Takeda to enrol 5000 patients in giant multiple myeloma trial
Posted: 1 September 2016 | Niamh Louise Marriott, Digital Content Producer | 2 comments
Takeda’s global non-interventional, observational multiple myeloma study is now enrolling patients, aiming to have 5,000 patients over three years with a goal of following each patient for a minimum of five years in an effort to track patterns in disease presentation, patient characteristics, treatment and outcomes, thereby enhancing the understanding of real world experience of patients with multiple myeloma…
Takeda’s global non-interventional, observational multiple myeloma study is now enrolling patients, aiming to have 5,000 patients over three years with a goal of following each patient for a minimum of five years in an effort to track patterns in disease presentation, patient characteristics, treatment and outcomes, thereby enhancing the understanding of real world experience of patients with multiple myeloma.
First hand experience
“As both a physician and a patient, I have seen – and experienced – rapid changes in the approach to multiple myeloma treatment. Even with the recent introduction of new therapies, more work needs to be done to improve outcomes for patients across the globe,” said Jim Omel, MD, INSIGHT-MM Steering Committee member, who was diagnosed with multiple myeloma in 1997.
“The INSIGHT-MM study gives the community an opportunity to work together to better understand how clinical advances affect multiple myeloma patients in the real world.”
“In relatively rare diseases, such as multiple myeloma, we often lack access to large datasets that can help inform decisions in our practices,” said Faith Davies, MD, Professor of Medicine and Medical Director, Myeloma Institute, University of Arkansas for Medical Sciences, INSIGHT-MM Steering Committee Co-Chair.
“By gathering comprehensive real world data on this scale, we will have the opportunity to identify best practices from across the globe to help us better understand what works and what doesn’t for specific patients. These learnings can in turn enhance our efforts to improve disease management for people living with multiple myeloma.”
Multiple myeloma is a cancer of the plasma cells, which are found in the bone marrow. In multiple myeloma, a group of monoclonal plasma cells, or myeloma cells, becomes cancerous and multiplies. These malignant plasma cells have the potential to affect many bones in the body, possibly resulting in compression fractures, lytic bone lesions and related pain.
Multiple myeloma can cause a number of serious health problems affecting the bones, immune system, kidneys and red blood cell count, with some of the more common symptoms including bone pain and fatigue, a symptom of anaemia. Multiple myeloma is a rare form of cancer, with approximately 30,000 new cases in the US, 39,000 new cases in the EU and 114,000 new cases globally per year.
Study sites at the University of Arkansas for Medical Sciences; the University of California, San Diego; and the University of Cincinnati Cancer Institute – the first three of an anticipated more than 150 global locations – are now active and have enrolled the first patients in the study.
Led by an international steering committee of myeloma experts, the INSIGHT-MM study will gather data via routine office visits, medical records and patient self-reported outcomes. Participation in INSIGHT-MM, a non-interventional study, will not determine or alter patients’ treatment; rather, patients will receive their usual therapy as determined by their healthcare provider during the course of their care.
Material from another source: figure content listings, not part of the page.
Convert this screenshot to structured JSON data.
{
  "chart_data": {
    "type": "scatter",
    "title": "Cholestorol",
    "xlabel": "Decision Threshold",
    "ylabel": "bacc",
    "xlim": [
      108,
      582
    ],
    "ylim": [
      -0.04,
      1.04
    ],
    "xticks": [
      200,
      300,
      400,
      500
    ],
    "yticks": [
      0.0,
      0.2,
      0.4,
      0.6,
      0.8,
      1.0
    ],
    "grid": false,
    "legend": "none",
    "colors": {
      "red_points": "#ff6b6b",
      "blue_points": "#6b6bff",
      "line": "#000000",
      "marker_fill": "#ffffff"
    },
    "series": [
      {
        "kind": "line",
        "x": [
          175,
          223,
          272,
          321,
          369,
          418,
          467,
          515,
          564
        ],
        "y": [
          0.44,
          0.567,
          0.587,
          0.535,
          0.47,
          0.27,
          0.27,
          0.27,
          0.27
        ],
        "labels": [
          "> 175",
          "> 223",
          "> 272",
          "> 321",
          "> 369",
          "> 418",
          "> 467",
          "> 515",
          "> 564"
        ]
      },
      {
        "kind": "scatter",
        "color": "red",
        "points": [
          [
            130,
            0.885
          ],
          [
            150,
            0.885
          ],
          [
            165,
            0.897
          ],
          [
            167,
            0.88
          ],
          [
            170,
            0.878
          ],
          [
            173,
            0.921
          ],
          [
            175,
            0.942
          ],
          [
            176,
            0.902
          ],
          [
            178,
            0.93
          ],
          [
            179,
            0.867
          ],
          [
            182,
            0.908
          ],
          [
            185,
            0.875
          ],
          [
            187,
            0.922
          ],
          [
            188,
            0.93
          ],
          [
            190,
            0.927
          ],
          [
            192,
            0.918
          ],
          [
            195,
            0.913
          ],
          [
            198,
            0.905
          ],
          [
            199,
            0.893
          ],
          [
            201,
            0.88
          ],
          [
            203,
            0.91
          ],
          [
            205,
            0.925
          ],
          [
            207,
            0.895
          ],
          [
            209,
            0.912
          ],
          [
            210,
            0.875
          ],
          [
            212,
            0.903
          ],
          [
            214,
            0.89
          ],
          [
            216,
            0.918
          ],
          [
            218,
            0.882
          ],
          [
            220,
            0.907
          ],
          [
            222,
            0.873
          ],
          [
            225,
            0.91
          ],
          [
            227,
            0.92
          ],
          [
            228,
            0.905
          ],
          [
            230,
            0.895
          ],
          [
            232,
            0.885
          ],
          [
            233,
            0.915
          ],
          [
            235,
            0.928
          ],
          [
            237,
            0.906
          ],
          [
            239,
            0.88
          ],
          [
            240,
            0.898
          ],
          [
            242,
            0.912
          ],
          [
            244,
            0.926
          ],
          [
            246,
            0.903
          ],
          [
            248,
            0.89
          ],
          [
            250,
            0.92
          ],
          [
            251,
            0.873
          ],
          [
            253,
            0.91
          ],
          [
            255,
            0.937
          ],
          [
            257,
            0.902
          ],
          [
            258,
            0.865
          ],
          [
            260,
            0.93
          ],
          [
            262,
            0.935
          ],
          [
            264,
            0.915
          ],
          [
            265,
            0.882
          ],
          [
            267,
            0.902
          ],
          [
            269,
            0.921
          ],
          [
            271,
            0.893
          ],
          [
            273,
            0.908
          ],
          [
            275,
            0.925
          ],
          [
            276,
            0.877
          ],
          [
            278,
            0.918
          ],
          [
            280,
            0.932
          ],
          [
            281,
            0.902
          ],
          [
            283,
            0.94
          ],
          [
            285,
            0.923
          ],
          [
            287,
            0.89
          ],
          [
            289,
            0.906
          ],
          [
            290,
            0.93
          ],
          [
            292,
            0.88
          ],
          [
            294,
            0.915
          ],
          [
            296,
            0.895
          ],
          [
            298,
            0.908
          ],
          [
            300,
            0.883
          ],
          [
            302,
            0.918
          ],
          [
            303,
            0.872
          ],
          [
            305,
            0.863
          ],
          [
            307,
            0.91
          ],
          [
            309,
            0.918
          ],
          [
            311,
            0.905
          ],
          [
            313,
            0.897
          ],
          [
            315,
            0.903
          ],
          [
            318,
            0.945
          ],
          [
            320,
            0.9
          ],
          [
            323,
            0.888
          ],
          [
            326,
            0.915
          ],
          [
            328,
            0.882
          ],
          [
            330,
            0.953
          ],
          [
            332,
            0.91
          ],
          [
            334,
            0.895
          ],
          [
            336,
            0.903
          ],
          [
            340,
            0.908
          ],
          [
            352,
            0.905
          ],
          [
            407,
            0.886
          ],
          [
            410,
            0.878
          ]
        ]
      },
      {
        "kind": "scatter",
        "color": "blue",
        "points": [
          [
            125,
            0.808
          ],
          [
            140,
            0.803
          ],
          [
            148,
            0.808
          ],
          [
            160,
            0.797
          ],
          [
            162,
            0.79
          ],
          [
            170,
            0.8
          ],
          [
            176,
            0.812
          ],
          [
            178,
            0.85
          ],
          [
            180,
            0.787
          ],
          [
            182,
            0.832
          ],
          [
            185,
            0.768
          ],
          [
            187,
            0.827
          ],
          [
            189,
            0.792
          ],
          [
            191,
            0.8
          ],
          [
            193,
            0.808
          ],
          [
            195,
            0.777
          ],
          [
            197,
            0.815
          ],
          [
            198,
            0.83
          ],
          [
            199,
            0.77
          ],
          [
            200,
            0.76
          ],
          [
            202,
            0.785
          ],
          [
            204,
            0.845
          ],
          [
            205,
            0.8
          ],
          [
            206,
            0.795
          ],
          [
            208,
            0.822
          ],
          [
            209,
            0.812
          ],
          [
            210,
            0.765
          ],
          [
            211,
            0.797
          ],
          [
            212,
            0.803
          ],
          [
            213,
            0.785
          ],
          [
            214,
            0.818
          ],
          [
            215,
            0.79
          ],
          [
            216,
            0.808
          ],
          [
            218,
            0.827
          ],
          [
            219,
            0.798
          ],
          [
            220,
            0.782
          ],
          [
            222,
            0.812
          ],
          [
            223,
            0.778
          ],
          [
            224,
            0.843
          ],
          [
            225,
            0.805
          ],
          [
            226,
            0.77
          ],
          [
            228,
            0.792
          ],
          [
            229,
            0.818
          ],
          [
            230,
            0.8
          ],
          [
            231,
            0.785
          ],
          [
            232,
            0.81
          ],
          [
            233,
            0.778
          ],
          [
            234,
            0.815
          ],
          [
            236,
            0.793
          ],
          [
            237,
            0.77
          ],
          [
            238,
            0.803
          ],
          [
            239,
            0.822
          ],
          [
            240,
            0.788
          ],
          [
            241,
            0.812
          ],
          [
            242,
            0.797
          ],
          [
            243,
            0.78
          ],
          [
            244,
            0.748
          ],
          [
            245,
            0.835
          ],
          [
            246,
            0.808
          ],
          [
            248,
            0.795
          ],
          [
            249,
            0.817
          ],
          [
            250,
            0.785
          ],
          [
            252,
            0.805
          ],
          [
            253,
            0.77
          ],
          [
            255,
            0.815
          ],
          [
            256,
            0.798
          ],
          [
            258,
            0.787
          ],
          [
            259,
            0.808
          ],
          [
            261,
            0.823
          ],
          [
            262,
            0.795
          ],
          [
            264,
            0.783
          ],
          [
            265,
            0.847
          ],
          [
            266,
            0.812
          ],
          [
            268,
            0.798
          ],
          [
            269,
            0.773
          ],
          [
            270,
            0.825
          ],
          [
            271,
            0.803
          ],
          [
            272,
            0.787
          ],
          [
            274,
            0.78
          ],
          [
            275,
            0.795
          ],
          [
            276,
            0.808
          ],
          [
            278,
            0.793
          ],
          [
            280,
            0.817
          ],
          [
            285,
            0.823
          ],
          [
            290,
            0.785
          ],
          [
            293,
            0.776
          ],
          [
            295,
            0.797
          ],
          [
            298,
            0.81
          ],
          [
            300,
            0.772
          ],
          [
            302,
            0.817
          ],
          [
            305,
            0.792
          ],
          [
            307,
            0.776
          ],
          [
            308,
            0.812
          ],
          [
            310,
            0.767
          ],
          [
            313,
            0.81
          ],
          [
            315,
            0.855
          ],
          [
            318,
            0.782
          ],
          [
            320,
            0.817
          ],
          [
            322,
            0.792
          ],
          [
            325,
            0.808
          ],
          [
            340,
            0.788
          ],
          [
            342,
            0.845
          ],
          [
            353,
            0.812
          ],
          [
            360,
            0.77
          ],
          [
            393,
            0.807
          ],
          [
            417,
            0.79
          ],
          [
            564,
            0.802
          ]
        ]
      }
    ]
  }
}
Designed to be collaborative, INSIGHT-MM remains open for the multiple myeloma community to propose analyses and request data that has been collected during the study.
“With patients and multiple myeloma experts, we designed the innovative INSIGHT-MM trial to be an open source of data – large enough to reveal differences and trends globally. We invite collaborations from other similar studies in order to increase the size of available databases and move us closer to a future when robust data on multiple myeloma enables us change the face of the disease.”
The INSIGHT-MM study is currently enrolling patients in the United States and will soon be enrolling patients globally. The following countries are participating in the INSIGHT-MM study: The United States, the United Kingdom, Germany, Italy, Spain, Brazil, Israel, France, Belgium, Greece, Mexico, China, Taiwan, Colombia and Turkey.